No meio de "Missing", uma parada brusca. Nada menos que quatro segundos de um silêncioaflitivo: 1, 2, 3, 4... A canção finalmente recomeça, e os papéis se invertem. Agora é Romy quem canta: "Você ainda acredita / Em mim e você?". A voz "de profundis" passa a ser a de Oliver Sim, um grito terminal, um estertor.
"Coexist" é o segundo álbum do xx. O primeiro saiu em 2009. Ao contrário do que sempre acontece no rock e no pop, "Coexist" é mais simples e seco que seu antecessor. Não tem orquestras (reais ou de sintetizador), nem produtor famoso. Dispensa os arranjos suntuosos. Rejeita o exibicionismo.
O grupo manteve um alto nível de controle sobre sua arte. Mesmo depois do sucesso do primeiro disco, dos festivais um em seguida do outro, das turnês intermináveis, e de uma crise interna que levou à expulsão da segunda guitarrista, Baria Qureshi, em 2010. Em meio ao tumulto, shows foram cancelados por "exaustão".

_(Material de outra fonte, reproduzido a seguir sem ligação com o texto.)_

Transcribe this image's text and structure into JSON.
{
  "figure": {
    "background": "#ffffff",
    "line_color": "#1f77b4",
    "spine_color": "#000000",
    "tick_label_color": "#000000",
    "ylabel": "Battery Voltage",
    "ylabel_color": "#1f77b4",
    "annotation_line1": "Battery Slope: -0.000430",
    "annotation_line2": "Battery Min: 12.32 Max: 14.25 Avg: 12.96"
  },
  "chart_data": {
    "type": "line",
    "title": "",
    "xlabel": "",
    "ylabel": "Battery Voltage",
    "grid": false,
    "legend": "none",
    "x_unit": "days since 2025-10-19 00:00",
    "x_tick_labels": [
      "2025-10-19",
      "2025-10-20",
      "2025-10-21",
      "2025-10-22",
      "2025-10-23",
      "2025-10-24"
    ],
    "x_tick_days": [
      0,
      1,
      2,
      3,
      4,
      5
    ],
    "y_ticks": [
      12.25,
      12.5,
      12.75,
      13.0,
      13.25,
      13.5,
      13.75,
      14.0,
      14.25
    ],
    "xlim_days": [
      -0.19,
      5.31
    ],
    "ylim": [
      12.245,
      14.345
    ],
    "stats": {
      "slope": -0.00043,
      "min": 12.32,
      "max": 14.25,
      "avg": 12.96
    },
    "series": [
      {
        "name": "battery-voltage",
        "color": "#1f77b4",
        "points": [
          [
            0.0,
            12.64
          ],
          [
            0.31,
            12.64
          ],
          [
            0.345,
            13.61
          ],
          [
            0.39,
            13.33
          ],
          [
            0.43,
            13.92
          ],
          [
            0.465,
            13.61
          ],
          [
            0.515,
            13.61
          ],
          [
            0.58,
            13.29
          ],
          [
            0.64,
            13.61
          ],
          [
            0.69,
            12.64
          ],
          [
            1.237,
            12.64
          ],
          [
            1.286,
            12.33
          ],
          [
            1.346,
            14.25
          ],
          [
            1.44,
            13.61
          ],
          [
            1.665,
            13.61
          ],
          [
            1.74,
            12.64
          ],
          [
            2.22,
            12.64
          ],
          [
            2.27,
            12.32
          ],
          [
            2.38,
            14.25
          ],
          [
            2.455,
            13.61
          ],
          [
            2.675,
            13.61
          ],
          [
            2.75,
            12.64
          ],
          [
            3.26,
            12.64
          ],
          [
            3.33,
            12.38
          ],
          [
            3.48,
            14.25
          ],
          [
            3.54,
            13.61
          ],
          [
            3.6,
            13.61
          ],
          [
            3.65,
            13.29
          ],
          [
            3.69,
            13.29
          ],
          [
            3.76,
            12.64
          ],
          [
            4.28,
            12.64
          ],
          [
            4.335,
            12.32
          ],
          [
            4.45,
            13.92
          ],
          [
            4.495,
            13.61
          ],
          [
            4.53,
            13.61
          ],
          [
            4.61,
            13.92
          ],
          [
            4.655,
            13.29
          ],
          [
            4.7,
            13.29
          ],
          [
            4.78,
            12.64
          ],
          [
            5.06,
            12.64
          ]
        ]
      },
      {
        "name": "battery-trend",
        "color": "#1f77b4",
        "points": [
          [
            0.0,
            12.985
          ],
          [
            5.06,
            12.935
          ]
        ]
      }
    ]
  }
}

Em uma conta no Twitter, ainda ativa, Baria se diz apunhalada pelas costas, e relata ter sido demitida por mensagem de texto (twitter.com/bariaq). Um processo relativo a direitos autorais, Baria contra o xx, corre na Justiça inglesa.
Em um quadro assim, imagina-se que não foram poucas as pressões em torno deste segundo disco do xx. A banda conseguiu superá-las. Seu universo é o do menos que significa mais, dos corações em chamas, da desesperança urbana, de sentimentos expostos com um mínimo de sons e palavras.
Penso em outros álbuns igualmente adultos, que se comparem em densidade a "Coexist". "Mezzanine", do Massive Attack (1998), e "Knowle West Boy", de Tricky (2008), são candidatos. Mas estes vieram de artistas maduros no auge da forma.
"Coexist", não: foi feito por meninos. Em "Our Song", eles dizem: "Tudo o que eu fiz / Você fez também". É verdade. Parceria perfeita.